夫は辛い時、休職して支えてくれた。いまは残業しない部署に異動してまで家のことを引き受けてくれている、のに。娘は正社員で働いていた会社を辞めて、アウトレットモールで非正規社員になってまで送り迎えしてくれている、のに。
自分のコントロールできない病状に苛立ち、次第に心が卑屈になっていく。
…こんな状況になったら、わたしもきっとそうなるだろう。人に心配や負担をかけること、自由を奪うことに、途方もない罪悪感を感じる。
大きな病が人を変えてしまうのは、その人がもともとそういう人だったんじゃなくて、病気が価値観をゆがませて、そういう行動を誘発してしまうからなんだよな。
身の回りの人のためにもそんなことはしたくない。しかし揺らがない心でいられるだろうか…そんなことを考えながら読み進めると、転調する。
夫の限界に、妻は点検し、思考する。
ある日、夫が倒れた。ここで彼女は我に返る。
夫を見て、娘を見て、友人の言葉を聞いて、一歩引いた目で価値観を見直したときに見えてきた。渦中にいる時には見えない、少し離れてみないとわからない今の自分の状況。
過去に考えた幸せの価値観にしがみついて、いまの環境との歪みができているのではないか。
この歪みをなんとかしようともがいた結果、無理が生じて病気を招くのではないか。
桃枝は夫に任せきりだった家計の点検を始める。思ったより少ない貯蓄に、横ばいの給料に驚きを隠せない。でも、夫はそれでも踏ん張って耐えていた。
夫に対してどこか甘えがあった自分を直視した。無理が生じた原因は、自分たちの古い幸せの価値観にあると考え、思考を重ねる。

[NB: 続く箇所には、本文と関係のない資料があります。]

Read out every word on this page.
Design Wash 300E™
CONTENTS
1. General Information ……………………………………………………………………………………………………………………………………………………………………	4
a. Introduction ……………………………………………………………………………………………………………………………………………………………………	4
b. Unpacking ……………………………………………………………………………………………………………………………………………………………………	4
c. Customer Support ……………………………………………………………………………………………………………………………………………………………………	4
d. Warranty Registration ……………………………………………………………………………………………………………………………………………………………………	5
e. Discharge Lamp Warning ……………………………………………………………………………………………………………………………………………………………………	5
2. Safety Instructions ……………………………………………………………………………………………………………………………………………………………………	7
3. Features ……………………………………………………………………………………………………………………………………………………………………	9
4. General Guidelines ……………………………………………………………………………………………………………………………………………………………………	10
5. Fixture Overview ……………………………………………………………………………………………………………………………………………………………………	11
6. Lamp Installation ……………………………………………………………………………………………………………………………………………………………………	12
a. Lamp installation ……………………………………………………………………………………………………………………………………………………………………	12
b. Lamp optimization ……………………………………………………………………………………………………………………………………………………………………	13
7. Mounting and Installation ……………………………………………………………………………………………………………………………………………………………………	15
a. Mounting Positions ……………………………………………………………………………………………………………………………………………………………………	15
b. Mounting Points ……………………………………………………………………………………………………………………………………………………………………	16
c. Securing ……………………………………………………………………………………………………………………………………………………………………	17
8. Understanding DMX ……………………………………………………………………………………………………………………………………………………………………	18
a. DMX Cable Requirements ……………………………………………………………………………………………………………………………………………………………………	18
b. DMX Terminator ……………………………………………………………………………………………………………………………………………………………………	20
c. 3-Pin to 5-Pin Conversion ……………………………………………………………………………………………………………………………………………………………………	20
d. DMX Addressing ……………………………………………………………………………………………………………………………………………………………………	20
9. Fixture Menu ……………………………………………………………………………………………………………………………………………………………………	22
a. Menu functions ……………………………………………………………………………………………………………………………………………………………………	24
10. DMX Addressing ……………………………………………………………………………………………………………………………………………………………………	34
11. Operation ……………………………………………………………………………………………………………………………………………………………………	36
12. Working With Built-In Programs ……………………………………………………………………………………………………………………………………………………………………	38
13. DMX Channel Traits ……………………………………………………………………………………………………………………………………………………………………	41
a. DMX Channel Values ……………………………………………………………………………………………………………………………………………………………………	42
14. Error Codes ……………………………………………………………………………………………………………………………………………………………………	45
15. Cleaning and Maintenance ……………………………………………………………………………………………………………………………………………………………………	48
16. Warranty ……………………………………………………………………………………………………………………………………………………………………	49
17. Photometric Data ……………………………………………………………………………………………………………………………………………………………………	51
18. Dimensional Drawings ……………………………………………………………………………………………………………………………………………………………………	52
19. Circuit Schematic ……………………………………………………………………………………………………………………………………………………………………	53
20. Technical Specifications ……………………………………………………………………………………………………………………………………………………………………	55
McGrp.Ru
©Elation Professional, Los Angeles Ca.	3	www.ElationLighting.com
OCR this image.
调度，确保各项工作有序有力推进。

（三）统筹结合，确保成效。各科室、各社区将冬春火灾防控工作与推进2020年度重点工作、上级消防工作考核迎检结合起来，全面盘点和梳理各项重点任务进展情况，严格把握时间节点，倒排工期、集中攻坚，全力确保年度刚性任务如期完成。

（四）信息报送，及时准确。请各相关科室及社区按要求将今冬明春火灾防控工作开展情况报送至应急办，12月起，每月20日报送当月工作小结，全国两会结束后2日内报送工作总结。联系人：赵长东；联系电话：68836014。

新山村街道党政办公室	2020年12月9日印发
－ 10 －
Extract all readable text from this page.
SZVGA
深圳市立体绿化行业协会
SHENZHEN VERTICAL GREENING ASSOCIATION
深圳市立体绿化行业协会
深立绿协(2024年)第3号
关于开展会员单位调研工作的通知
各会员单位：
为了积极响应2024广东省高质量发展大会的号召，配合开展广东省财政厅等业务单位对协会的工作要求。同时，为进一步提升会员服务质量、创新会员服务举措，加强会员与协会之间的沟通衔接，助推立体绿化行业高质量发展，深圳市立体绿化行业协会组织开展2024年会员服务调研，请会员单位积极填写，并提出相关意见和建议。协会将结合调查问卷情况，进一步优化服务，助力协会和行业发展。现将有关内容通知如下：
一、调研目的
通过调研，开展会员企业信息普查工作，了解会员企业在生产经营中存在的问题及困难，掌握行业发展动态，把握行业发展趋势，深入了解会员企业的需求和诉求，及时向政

夫の話し合いも重ねて、自分たちの人生をリサイズする決意を固める。
この気づきと決意に、わたしは心掴まれた。病気っていうのは、自分の思い描いたものと、自分自身のいまの環境のひずみなんだ。すべてじゃないけど、これが原因なこともたくさんあると思う。
そして身体が悲鳴をあげたら、生活を点検して練り直す。人生をリサイズしていく。桃枝と夫のように、いくつになっても方向転換できる柔軟さと、弱い自分を受け入れる謙虚さを持ちたい。
生活をダウンサイジングする勇気
人それぞれとはいいつつも、人生とはより高みへ進み続けなければいけないと思っているところがあった。必ずしも繁栄し続けたり、発展を目指し続けなくていいのだ。
世間で「一般」とくくられている人生のロールモデルは今は夢の如しの高みだ。自分サイズの生活は、SNSでも本でもなく、自分にしか分からない。いろんな情報は参考程度に、自分で考えて、ときには大切な人と話して試す。その繰り返しで自分のサイズが実感できる。
日頃の自分たちに無理がなくて、老後の心配が少ない生活に。ときにはダウンサイジングもありだと桃枝をみていて自然とそう思った。
人間はいくつになっても変われるものだな。両親は生存戦略を練り直したんだな。
山本文緒著「自転しながら公転する」(新潮社)より引用
親の報告を一歩引いて見つめる娘の目は、思いのほか優しい。
実写ドラマ化、楽しみにしています!!
12月14日(木)、21日(木)、28日(木)のいずれも23時59分から。